While git-annex does checksum files by default, there
is a [[WORM_backend|backends]] available that avoids the checksumming
overhead, so you can add new, enormous files, very fast. This also
allows it to be used on systems with very slow disk IO.
* Memory usage should be constant. This is a "should", because there
can sometimes be leaks (and this is one of haskell's weak spots),
but git-annex is designed so that it does not need to hold all
the details about your repository in memory.
The one exception is that [[todo/git-annex_unused_eats_memory]],
because it *does* need to hold the whole repo state in memory. But
that is still considered a bug, and hoped to be solved one day.
Luckily, that command is not often used.
* Many files can be managed. The limiting factor is git's own
limitations in scaling to repositories with a lot of files, and as git
improves this will improve. Scaling to hundreds of thousands of files
is not a problem, scaling beyond that and git will start to get slow.

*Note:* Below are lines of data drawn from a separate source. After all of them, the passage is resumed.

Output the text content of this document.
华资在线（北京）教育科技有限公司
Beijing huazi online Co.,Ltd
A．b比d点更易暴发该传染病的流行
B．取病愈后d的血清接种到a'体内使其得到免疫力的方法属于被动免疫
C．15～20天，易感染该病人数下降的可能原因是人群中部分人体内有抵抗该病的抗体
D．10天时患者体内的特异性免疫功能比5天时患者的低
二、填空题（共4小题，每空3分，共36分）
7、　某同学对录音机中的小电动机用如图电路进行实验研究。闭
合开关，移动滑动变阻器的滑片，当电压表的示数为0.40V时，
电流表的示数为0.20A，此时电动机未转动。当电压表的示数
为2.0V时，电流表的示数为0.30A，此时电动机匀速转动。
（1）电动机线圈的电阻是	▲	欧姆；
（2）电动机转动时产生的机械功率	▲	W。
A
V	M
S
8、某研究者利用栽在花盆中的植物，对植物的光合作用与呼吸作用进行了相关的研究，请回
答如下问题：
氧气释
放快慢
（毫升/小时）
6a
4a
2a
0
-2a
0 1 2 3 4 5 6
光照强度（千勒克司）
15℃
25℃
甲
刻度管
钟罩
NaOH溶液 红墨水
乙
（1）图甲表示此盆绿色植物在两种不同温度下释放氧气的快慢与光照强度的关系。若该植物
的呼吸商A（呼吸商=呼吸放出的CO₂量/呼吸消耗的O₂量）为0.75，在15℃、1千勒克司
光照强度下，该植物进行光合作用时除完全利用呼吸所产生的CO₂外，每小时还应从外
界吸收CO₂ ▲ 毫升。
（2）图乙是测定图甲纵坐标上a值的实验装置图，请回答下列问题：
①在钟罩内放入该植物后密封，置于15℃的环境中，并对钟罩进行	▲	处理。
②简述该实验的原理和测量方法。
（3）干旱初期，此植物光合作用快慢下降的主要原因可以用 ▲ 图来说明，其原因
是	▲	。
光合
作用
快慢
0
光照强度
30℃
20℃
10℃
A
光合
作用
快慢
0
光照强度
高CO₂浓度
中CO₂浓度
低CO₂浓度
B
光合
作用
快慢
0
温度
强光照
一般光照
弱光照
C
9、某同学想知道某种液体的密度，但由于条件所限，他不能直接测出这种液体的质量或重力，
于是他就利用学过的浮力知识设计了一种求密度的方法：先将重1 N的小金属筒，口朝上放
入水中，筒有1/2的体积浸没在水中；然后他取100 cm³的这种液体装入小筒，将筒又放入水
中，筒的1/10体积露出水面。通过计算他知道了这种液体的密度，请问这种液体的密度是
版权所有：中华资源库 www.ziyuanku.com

To some degree, git-annex works around inefficiencies in git; for
example it batches input sent to certain git commands that are slow
when run in an enormous repository.
* It can use as much, or as little bandwidth as is available. In
particular, any interrupted file transfer can be resumed by git-annex.
## scalability tips
* If the files are so big that checksumming becomes a bottleneck, consider
using the [[WORM_backend|backends]]. You can always `git annex migrate`
files to a checksumming backend later on.
* If you're adding a huge number of files at once (hundreds of thousands),
you'll soon notice that git-annex periodically stops and say
"Recording state in git" while it runs a `git add` command that
becomes increasingly expensive. Consider adjusting the `annex.queuesize`
to a higher value, at the expense of it using more memory.